Common Problems and Solutions
Q: Why is my custard lumpy?
A: Make sure to blend the dry ingredients (sugar, cornstarch, salt) thoroughly before adding the liquids. Stir constantly while cooking over medium heat to prevent lumps from forming. If lumps do form, you can strain the mixture before chilling.
Q: Can I use smooth peanut butter instead of chunky?
A: Yes, smooth peanut butter works fine and will give you a creamier, more uniform texture. Use the same amount.
Q: Why is my filling runny?
A: The custard needs to cook long enough to fully activate the cornstarch. It should coat the back of a spoon before you remove it from heat. Also, make sure the filling is completely chilled before serving—at least 2 hours in the refrigerator.
Tips and Techniques
Make sure the custard is completely cooled before adding the peanut butter, or it may become too thin. For best results, chill the pie overnight before serving.
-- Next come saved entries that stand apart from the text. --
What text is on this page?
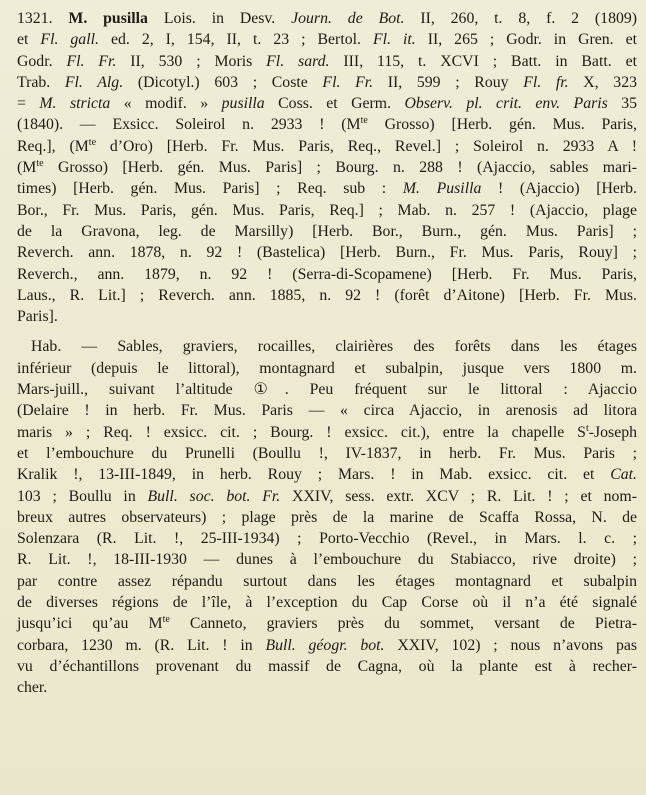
1321. M. pusilla Lois. in Desv. Journ. de Bot. II, 260, t. 8, f. 2 (1809)
et Fl. gall. ed. 2, I, 154, II, t. 23 ; Bertol. Fl. it. II, 265 ; Godr. in Gren. et
Godr. Fl. Fr. II, 530 ; Moris Fl. sard. III, 115, t. XCVI ; Batt. in Batt. et
Trab. Fl. Alg. (Dicotyl.) 603 ; Coste Fl. Fr. II, 599 ; Rouy Fl. fr. X, 323
= M. stricta « modif. » pusilla Coss. et Germ. Observ. pl. crit. env. Paris 35
(1840). — Exsicc. Soleirol n. 2933 ! ($M^{te}$ Grosso) [Herb. gén. Mus. Paris,
Req.], ($M^{te}$ d’Oro) [Herb. Fr. Mus. Paris, Req., Revel.] ; Soleirol n. 2933 A !
($M^{te}$ Grosso) [Herb. gén. Mus. Paris] ; Bourg. n. 288 ! (Ajaccio, sables mari-
times) [Herb. gén. Mus. Paris] ; Req. sub : M. Pusilla ! (Ajaccio) [Herb.
Bor., Fr. Mus. Paris, gén. Mus. Paris, Req.] ; Mab. n. 257 ! (Ajaccio, plage
de la Gravona, leg. de Marsilly) [Herb. Bor., Burn., gén. Mus. Paris] ;
Reverch. ann. 1878, n. 92 ! (Bastelica) [Herb. Burn., Fr. Mus. Paris, Rouy] ;
Reverch., ann. 1879, n. 92 ! (Serra-di-Scopamene) [Herb. Fr. Mus. Paris,
Laus., R. Lit.] ; Reverch. ann. 1885, n. 92 ! (forêt d’Aitone) [Herb. Fr. Mus.
Paris].
Hab. — Sables, graviers, rocailles, clairières des forêts dans les étages
inférieur (depuis le littoral), montagnard et subalpin, jusque vers 1800 m.
Mars-juill., suivant l’altitude ①. Peu fréquent sur le littoral : Ajaccio
(Delaire ! in herb. Fr. Mus. Paris — « circa Ajaccio, in arenosis ad litora
maris » ; Req. ! exsicc. cit. ; Bourg. ! exsicc. cit.), entre la chapelle $S^t$-Joseph
et l’embouchure du Prunelli (Boullu !, IV-1837, in herb. Fr. Mus. Paris ;
Kralik !, 13-III-1849, in herb. Rouy ; Mars. ! in Mab. exsicc. cit. et Cat.
103 ; Boullu in Bull. soc. bot. Fr. XXIV, sess. extr. XCV ; R. Lit. ! ; et nom-
breux autres observateurs) ; plage près de la marine de Scaffa Rossa, N. de
Solenzara (R. Lit. !, 25-III-1934) ; Porto-Vecchio (Revel., in Mars. l. c. ;
R. Lit. !, 18-III-1930 — dunes à l’embouchure du Stabiacco, rive droite) ;
par contre assez répandu surtout dans les étages montagnard et subalpin
de diverses régions de l’île, à l’exception du Cap Corse où il n’a été signalé
jusqu’ici qu’au $M^{te}$ Canneto, graviers près du sommet, versant de Pietra-
corbara, 1230 m. (R. Lit. ! in Bull. géogr. bot. XXIV, 102) ; nous n’avons pas
vu d’échantillons provenant du massif de Cagna, où la plante est à recher-
cher.
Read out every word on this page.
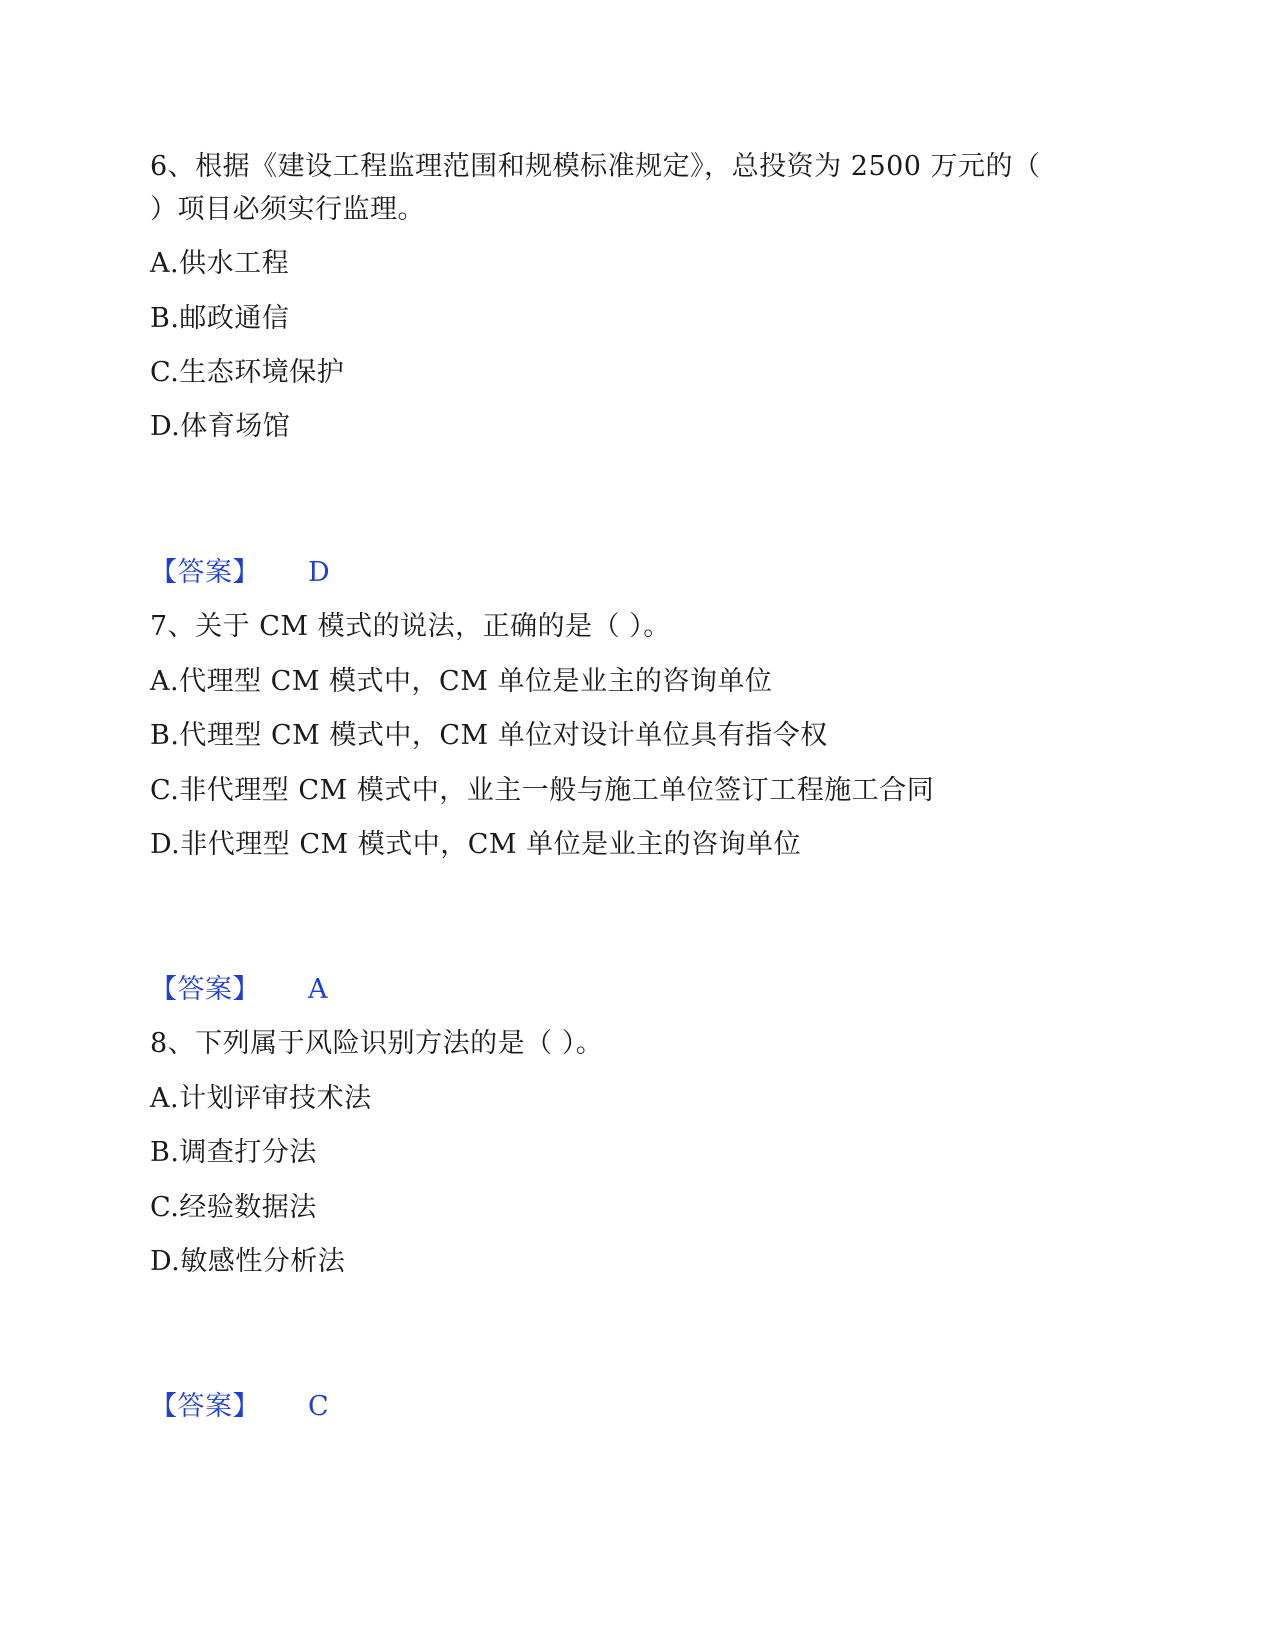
6、根据《建设工程监理范围和规模标准规定》，总投资为 2500 万元的（
）项目必须实行监理。
A.供水工程
B.邮政通信
C.生态环境保护
D.体育场馆
【答案】 D
7、关于 CM 模式的说法，正确的是（ ）。
A.代理型 CM 模式中，CM 单位是业主的咨询单位
B.代理型 CM 模式中，CM 单位对设计单位具有指令权
C.非代理型 CM 模式中，业主一般与施工单位签订工程施工合同
D.非代理型 CM 模式中，CM 单位是业主的咨询单位
【答案】 A
8、下列属于风险识别方法的是（ ）。
A.计划评审技术法
B.调查打分法
C.经验数据法
D.敏感性分析法
【答案】 C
The pie can be made a day ahead, making it perfect for potlucks and gatherings.
Ingredient Substitutions
- chunky peanut butter: smooth peanut butter
- whipped cream: Cool Whip or meringue topping
- store-bought pie shell: homemade pie crust
Equipment Needed
- medium heavy duty pot or saucepan
- whisk or wooden spoon
- electric mixer
- pie weights or dried beans (for blind baking)
Historical Context
Peanut butter pie is a classic Southern dessert that became popular in the mid-20th century when peanut butter was a pantry staple. Louisiana has a small but proud peanut-growing tradition, particularly in the northern parishes.